世界最大の原油埋蔵量を誇り、1970年代まで「南米で最も豊か」と言われたベネズエラ。外貨獲得の柱である石油産業の現場を歩くと、優秀な技術者は去り、設備投資もされず、事故や故障が頻発していた。国営石油会社はチャベス、マドゥロ両政権に食い物にされ、立て直す道のりは険しい。
「昔は一網させばごっそりエビが捕れた。今はほとんど捕れない」
5月22日、ベネズエラ北西部プントフィホ。ベネズエラ湾に面する小さな漁村で、漁師のジョスコ・ディアさん(45)はモスグリーンに濁った海を前に嘆いた。最盛期は一度の漁で1トン近く水揚げすることもあったが、今は50キロも捕れればよい方だ。
入り江を挟んだ対岸には、国営石油会社の製油所がある。1980年代から漏れ出た石油が入り江を汚染し、社会問題になっている。国営石油会社はオイルフェンスを張ったり、石油を回収したりしたが、汚染は解消されていない。

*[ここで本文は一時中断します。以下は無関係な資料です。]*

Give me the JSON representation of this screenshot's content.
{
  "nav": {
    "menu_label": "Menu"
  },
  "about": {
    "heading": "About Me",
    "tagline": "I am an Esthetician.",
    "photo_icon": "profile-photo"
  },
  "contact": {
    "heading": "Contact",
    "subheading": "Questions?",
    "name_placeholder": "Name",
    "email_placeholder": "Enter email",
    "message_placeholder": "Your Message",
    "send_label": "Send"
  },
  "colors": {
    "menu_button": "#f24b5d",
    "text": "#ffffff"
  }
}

ディアさんは1998年の大統領選で「漁師を守る」と訴えたチャベス元陸軍中佐を支持した。チャベス氏は当選し、「ボリバル革命」と呼ぶ手厚い貧困層支援などの社会主義政策を進めた。
低所得者が多い漁師は恩恵を受けたが、入り江の汚染は改善しなかった。ディアさんたち漁師は首都カラカスに出向き、政府に陳情を繰り返した。

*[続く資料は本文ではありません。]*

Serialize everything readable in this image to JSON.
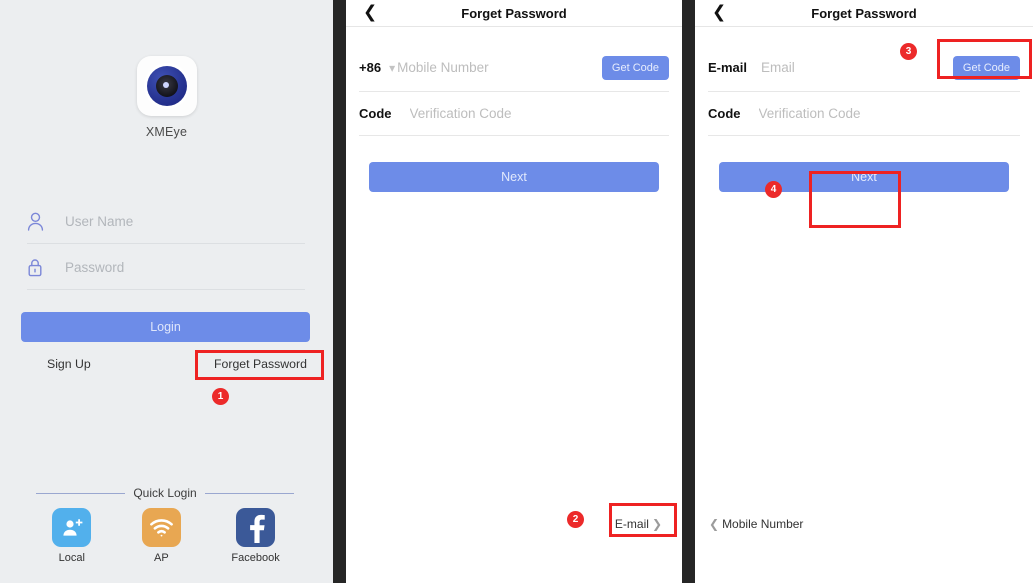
{
  "app": {
    "name": "XMEye",
    "logo_icon": "xmeye-eye-icon",
    "accent_blue": "#6d8ce8",
    "annotation_red": "#ec2a2a",
    "panel_bg": "#eceef0"
  },
  "login_panel": {
    "logo_label": "XMEye",
    "username_field": {
      "icon": "user-icon",
      "value": "",
      "placeholder": "User Name"
    },
    "password_field": {
      "icon": "lock-icon",
      "value": "",
      "placeholder": "Password"
    },
    "login_button": "Login",
    "signup_link": "Sign Up",
    "forget_password_link": "Forget Password",
    "quick_login": {
      "divider_label": "Quick Login",
      "items": [
        {
          "label": "Local",
          "icon": "local-user-add-icon",
          "color": "#52b0ec"
        },
        {
          "label": "AP",
          "icon": "wifi-icon",
          "color": "#e8a752"
        },
        {
          "label": "Facebook",
          "icon": "facebook-icon",
          "color": "#3b5998"
        }
      ]
    }
  },
  "mobile_panel": {
    "header": {
      "back_icon": "chevron-left-icon",
      "title": "Forget Password"
    },
    "mobile_row": {
      "country_code": "+86",
      "dropdown_icon": "chevron-down-icon",
      "value": "",
      "placeholder": "Mobile Number",
      "get_code_button": "Get Code"
    },
    "code_row": {
      "label": "Code",
      "value": "",
      "placeholder": "Verification Code"
    },
    "next_button": "Next",
    "switch_link": {
      "label": "E-mail",
      "icon": "chevron-right-icon"
    }
  },
  "email_panel": {
    "header": {
      "back_icon": "chevron-left-icon",
      "title": "Forget Password"
    },
    "email_row": {
      "label": "E-mail",
      "value": "",
      "placeholder": "Email",
      "get_code_button": "Get Code"
    },
    "code_row": {
      "label": "Code",
      "value": "",
      "placeholder": "Verification Code"
    },
    "next_button": "Next",
    "switch_link": {
      "label": "Mobile Number",
      "icon": "chevron-left-icon"
    }
  },
  "annotations": {
    "badges": [
      {
        "number": "1",
        "target": "forget-password-link"
      },
      {
        "number": "2",
        "target": "email-switch-link"
      },
      {
        "number": "3",
        "target": "email-get-code-button"
      },
      {
        "number": "4",
        "target": "email-next-button"
      }
    ]
  }
}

2013年にマドゥロ大統領になると、国営石油会社は陳情を受け付けなくなり、石油回収にも来なくなった。漁村の浜辺には流れ着いた石油がたまり、真っ黒な固まりになっている。

ディアさんは「漁ができなくなっても、石油で国が潤うのなら」と思ったこともあった。だが、経済が破綻(はたん)すると、政府の食料配給は年数回しか届かなくなった。身の回りの自然に豊かに実るマンゴーやバナナといったフルーツで、食いつないでいる。

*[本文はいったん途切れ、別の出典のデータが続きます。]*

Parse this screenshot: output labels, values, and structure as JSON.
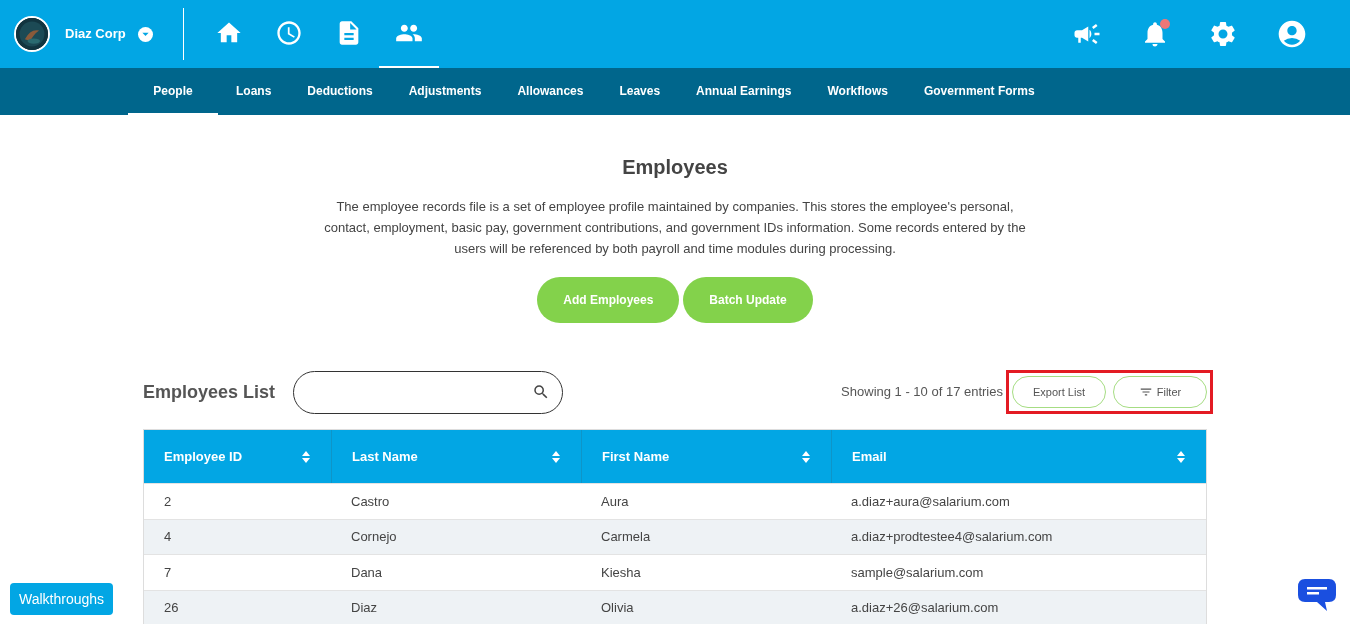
{
  "company": {
    "name": "Diaz Corp"
  },
  "nav_icons": [
    {
      "kind": "home",
      "selected": false
    },
    {
      "kind": "clock",
      "selected": false
    },
    {
      "kind": "document",
      "selected": false
    },
    {
      "kind": "people",
      "selected": true
    }
  ],
  "notifications": {
    "unread": true
  },
  "tabs": [
    {
      "label": "People",
      "selected": true
    },
    {
      "label": "Loans",
      "selected": false
    },
    {
      "label": "Deductions",
      "selected": false
    },
    {
      "label": "Adjustments",
      "selected": false
    },
    {
      "label": "Allowances",
      "selected": false
    },
    {
      "label": "Leaves",
      "selected": false
    },
    {
      "label": "Annual Earnings",
      "selected": false
    },
    {
      "label": "Workflows",
      "selected": false
    },
    {
      "label": "Government Forms",
      "selected": false
    }
  ],
  "heading": "Employees",
  "description": "The employee records file is a set of employee profile maintained by companies. This stores the employee's personal, contact, employment, basic pay, government contributions, and government IDs information. Some records entered by the users will be referenced by both payroll and time modules during processing.",
  "actions": [
    "Add Employees",
    "Batch Update"
  ],
  "list_title": "Employees List",
  "entries": "Showing 1 - 10 of 17 entries",
  "list_buttons": [
    {
      "label": "Export List",
      "kind": "plain"
    },
    {
      "label": "Filter",
      "kind": "filter"
    }
  ],
  "table": {
    "columns": [
      "Employee ID",
      "Last Name",
      "First Name",
      "Email"
    ],
    "rows": [
      [
        "2",
        "Castro",
        "Aura",
        "a.diaz+aura@salarium.com"
      ],
      [
        "4",
        "Cornejo",
        "Carmela",
        "a.diaz+prodtestee4@salarium.com"
      ],
      [
        "7",
        "Dana",
        "Kiesha",
        "sample@salarium.com"
      ],
      [
        "26",
        "Diaz",
        "Olivia",
        "a.diaz+26@salarium.com"
      ]
    ]
  },
  "walkthroughs": "Walkthroughs"
}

さらに、この3月以降は停電の影響で水道が止まった。子どもたちと数キロ先まで歩いて水くみをしなければならず、子どもたちは学校に通えなくなった。
「私はチャベスの『革命』と結婚したつもりだった。でも、裏切られた」

製油所の煙突からは、炎が噴き出ていた。ベネズエラでは石油輸出がほぼ唯一の外貨獲得源だ。中でもプントフィホの製油所は世界でもトップクラスの精製能力がある。
だが、この製油所で15年以上、技術者として働いた40代男性によると、現在稼働しているのは約半分だ。男性は5月上旬、突然解雇された。解雇の理由を尋ねると、「野党の集会に参加した」と告げられた。
国営石油会社は最も人気のある就職先の一つだった。収入は安定し、福利厚生も充実していたからだ。だが、チャベス前政権が推し進めた社会主義政策と、経済の崩壊による超インフレの影響で、1998年に1600ドル相当だった作業員の平均月収は、今は8ドル相当になった。優秀な技術者は欧米の大手石油会社に次々転職していった。
男性によると、技術者の離職で技術力が落ちたことに加え、作業員の人手不足も深刻だ。以前は数人で担当した夜間勤務を最近は1人でこなしている。新たな設備投資は止まり、補修もされない。事故や故障が頻発しているが、その対応もままならないという。
一方、管理部門は職員が増えた。2000年代前半、当時大統領だったチャベス氏は反大統領派の幹部や職員ら約2万人を解雇し、自身を支持する軍人や与党関係者を雇用した。チャベス派に石油産業の知識や技能はなく、管理部門に配属するしかなかった。与党の集会があれば、管理部門のオフィスは空になる。
労働組合幹部によると、チャベス派の幹部は家族や親族、友人を次々採用し、会社に購入させた車を自家用として使い、「会社を食い物にしている」という。